Un an après l'incendie de Notre-Dame de Paris, le ministère de la Culture est allé à la rencontre des acteurs de sa restauration. Alors que le démontage de l'échafaudage vient de commencer, nous revenons sur le parcours de Franck Pagnussat, échafaudeur.

Une prouesse technique de 500 tonnes, s’élevant à plus de cent mètres de hauteur : c’est ce qu’aurait constitué, une fois achevé, l’échafaudage de Notre-Dame de Paris. Ce colossal exosquelette d’acier devait rendre possible un délicat travail de restauration, en donnant aux charpentiers et aux couvreurs un accès à la flèche de Viollet-le-Duc. Sur les 500 000 tubes d’acier prévus, 50 000 avaient déjà été installés lorsque l’incendie s’est déclaré, exposant l’échafaudage à des températures de plus de 800 degrés.

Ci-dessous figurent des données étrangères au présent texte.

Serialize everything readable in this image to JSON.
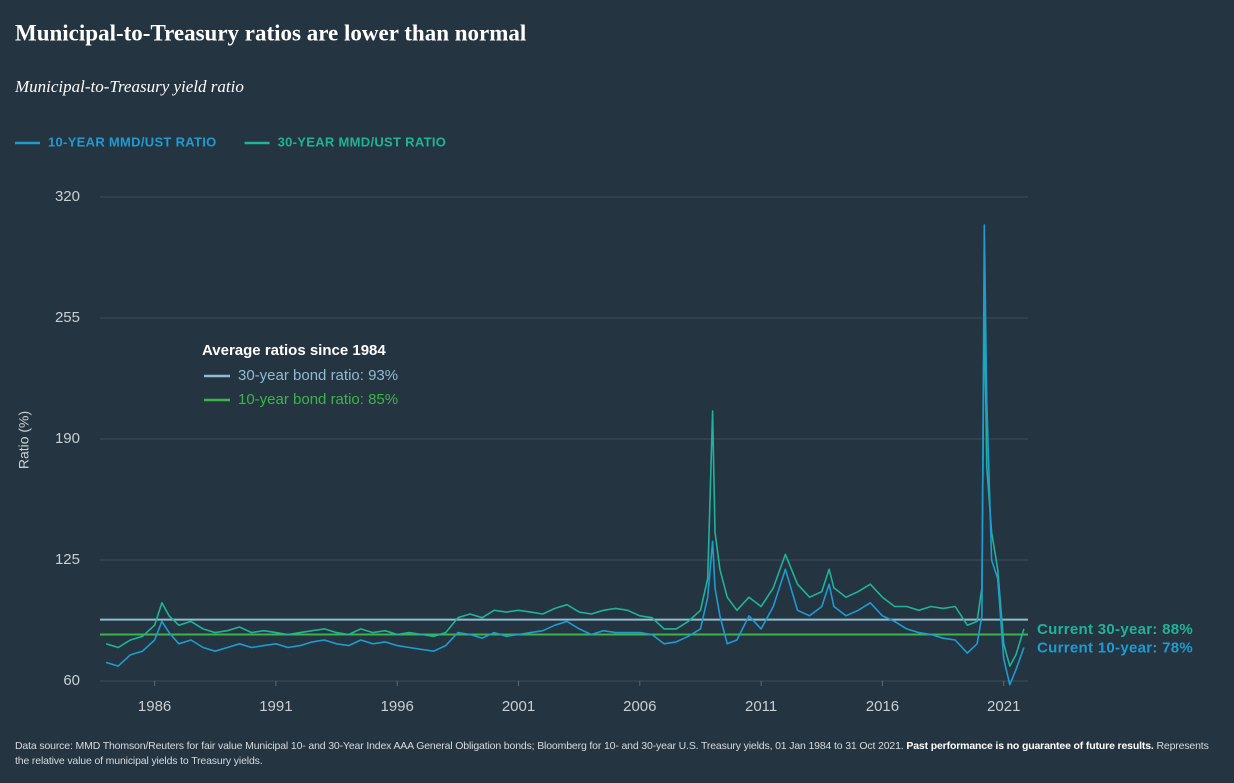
{
  "chart_data": {
    "type": "line",
    "title": "Municipal-to-Treasury ratios are lower than normal",
    "subtitle": "Municipal-to-Treasury yield ratio",
    "y_label": "Ratio (%)",
    "xlim": [
      1983.75,
      2022
    ],
    "xticks": [
      1986,
      1991,
      1996,
      2001,
      2006,
      2011,
      2016,
      2021
    ],
    "ylim": [
      60,
      320
    ],
    "yticks": [
      60,
      125,
      190,
      255,
      320
    ],
    "grid": true,
    "x": [
      1984,
      1984.5,
      1985,
      1985.5,
      1986,
      1986.3,
      1986.6,
      1987,
      1987.5,
      1988,
      1988.5,
      1989,
      1989.5,
      1990,
      1990.5,
      1991,
      1991.5,
      1992,
      1992.5,
      1993,
      1993.5,
      1994,
      1994.5,
      1995,
      1995.5,
      1996,
      1996.5,
      1997,
      1997.5,
      1998,
      1998.5,
      1999,
      1999.5,
      2000,
      2000.5,
      2001,
      2001.5,
      2002,
      2002.5,
      2003,
      2003.5,
      2004,
      2004.5,
      2005,
      2005.5,
      2006,
      2006.5,
      2007,
      2007.5,
      2008,
      2008.5,
      2008.8,
      2009,
      2009.1,
      2009.3,
      2009.6,
      2010,
      2010.5,
      2011,
      2011.5,
      2012,
      2012.5,
      2013,
      2013.5,
      2013.8,
      2014,
      2014.5,
      2015,
      2015.5,
      2016,
      2016.5,
      2017,
      2017.5,
      2018,
      2018.5,
      2019,
      2019.5,
      2019.9,
      2020.1,
      2020.2,
      2020.3,
      2020.5,
      2020.75,
      2021,
      2021.25,
      2021.5,
      2021.83
    ],
    "series": [
      {
        "name": "10-YEAR MMD/UST RATIO",
        "color": "#1f9bd1",
        "values": [
          70,
          68,
          74,
          76,
          82,
          92,
          86,
          80,
          82,
          78,
          76,
          78,
          80,
          78,
          79,
          80,
          78,
          79,
          81,
          82,
          80,
          79,
          82,
          80,
          81,
          79,
          78,
          77,
          76,
          79,
          86,
          85,
          83,
          86,
          84,
          85,
          86,
          87,
          90,
          92,
          88,
          85,
          87,
          86,
          86,
          86,
          85,
          80,
          81,
          84,
          88,
          105,
          135,
          110,
          95,
          80,
          82,
          95,
          88,
          100,
          120,
          98,
          95,
          100,
          112,
          100,
          95,
          98,
          102,
          95,
          92,
          88,
          86,
          85,
          83,
          82,
          75,
          80,
          95,
          305,
          210,
          125,
          115,
          72,
          58,
          66,
          78
        ]
      },
      {
        "name": "30-YEAR MMD/UST RATIO",
        "color": "#1fb39a",
        "values": [
          80,
          78,
          82,
          84,
          90,
          102,
          95,
          90,
          92,
          88,
          86,
          87,
          89,
          86,
          87,
          86,
          85,
          86,
          87,
          88,
          86,
          85,
          88,
          86,
          87,
          85,
          86,
          85,
          84,
          86,
          94,
          96,
          94,
          98,
          97,
          98,
          97,
          96,
          99,
          101,
          97,
          96,
          98,
          99,
          98,
          95,
          94,
          88,
          88,
          92,
          98,
          115,
          205,
          140,
          120,
          105,
          98,
          105,
          100,
          110,
          128,
          112,
          105,
          108,
          120,
          110,
          105,
          108,
          112,
          105,
          100,
          100,
          98,
          100,
          99,
          100,
          90,
          92,
          110,
          265,
          175,
          140,
          120,
          80,
          68,
          74,
          88
        ]
      }
    ],
    "reference_title": "Average ratios since 1984",
    "reference_lines": [
      {
        "label": "30-year bond ratio: 93%",
        "value": 93,
        "color": "#8fbcd0"
      },
      {
        "label": "10-year bond ratio: 85%",
        "value": 85,
        "color": "#3cb44a"
      }
    ],
    "annotations": [
      {
        "label": "Current 30-year: 88%",
        "value": 88,
        "color": "#1fb39a"
      },
      {
        "label": "Current 10-year: 78%",
        "value": 78,
        "color": "#1f9bd1"
      }
    ]
  },
  "footer": {
    "text": "Data source: MMD Thomson/Reuters for fair value Municipal 10- and 30-Year Index AAA General Obligation bonds; Bloomberg for 10- and 30-year U.S. Treasury yields, 01 Jan 1984 to 31 Oct 2021.",
    "bold": "Past performance is no guarantee of future results.",
    "note": "Represents the relative value of municipal yields to Treasury yields."
  }
}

Ce qui m’attire dans ce métier, c’est la complexité du projet, le défi technique

L’érection de cette immense structure relevait d’un travail d’équipe dirigé par Franck Pagnussat, conducteur de travaux pour Europe Échafaudage, une société spécialisée dans la restauration des monuments historiques. Ce dernier explique ressentir, aujourd’hui encore, des sentiments contradictoires. « Il y a toujours un sentiment de culpabilité diffus qui est présent quoi que l’on fasse », dit-il. Et, dans le même temps, « une petite part de fierté ». Car c’est certainement grâce à son savoir-faire, à celui de ses équipes et de l’entreprise que l’échafaudage ne s’est pas effondré, emportant avec lui la cathédrale toute entière. « Cet échafaudage a tout connu, le feu, l’eau, et il est encore debout », souligne Franck Pagnussat.

Un expert du travail en grande hauteur

Si c’est bien à son professionnalisme que Franck Pagnussat doit ses dix-sept années d’intervention sur des monuments historiques, le lancement de sa carrière repose, lui, sur un concours de circonstances. Il avait vingt ans et cherchait du travail en Lorraine, du côté de Metz. Il lui fallait trouver rapidement, car sa compagne était enceinte. Son diplôme ? Un CAP de boulanger, qui ne le prédisposait en rien aux chantiers et aux monuments historiques. Europe Échafaudage embauchait et, une fois entré dans la société, Franck Pagnussat a définitivement pris ses marques, se formant sur le terrain et passant les certificats nécessaires au travail en grande hauteur.

Il aime ce métier où aucune intervention ne ressemble à une autre. « Ce qui m’attire, c’est la complexité, le défi technique », explique-t-il. Être échafaudeur revient à se trouver sans cesse confronté à des puzzles en apparence insolubles, et à apprendre de chaque chantier. « Avec l’expérience, on sait qu’il y a des endroits qu’il faut renforcer tout de suite. C’est en cela que le savoir-faire joue un rôle déterminant », révèle Franck Pagnussat.

20191128-denisallard_culture-notredame-brut-139b-84.jpg Franck Pagnussat © Ministère de la Culture / Denis Allard

On a l’impression de faire partie du monument

Il ne se souvient pas de tous ses chantiers... Il faut dire que son entreprise est intervenue sur nombre de monuments prestigieux : le Louvre, le temple Saint-Étienne à Mulhouse, la Tour-Lanterne de La Rochelle, la chapelle du Château de Vincennes… Parmi ceux qui l’ont le plus marqué figurent la cathédrale de Metz – « un échafaudage de quatre-vingt mètres de haut, entièrement posé sur des fers » –  et la colonne Vendôme, « enveloppée d’une gaine de tube d’acier de plus de soixante mètres, sans aucune accroche sur l’édifice lui-même ». Une technique également utilisée à Notre-Dame : l’échafaudage n’avait aucune prise sur la cathédrale, c’est sans doute ce qui lui a permis de tenir, évitant ainsi une catastrophe plus grande encore.

Aujourd’hui, l’heure est à la « déconstruction ». Franck Pagnussat passe ses journées sur le chantier avec son équipe afin de mener à bien cette tâche délicate : démonter une structure fragilisée, endommagée. Son sentiment est partagé par beaucoup sur ce site exceptionnel : « D’une certaine manière, on a l’impression de faire partie du monument », dit-il. « On se sent lié à une chaîne humaine. D’autres, avant nous, ont fait le même travail. Il n’y a pas beaucoup de différences entre les échafaudages en bois d’autrefois et ceux d’aujourd’hui ».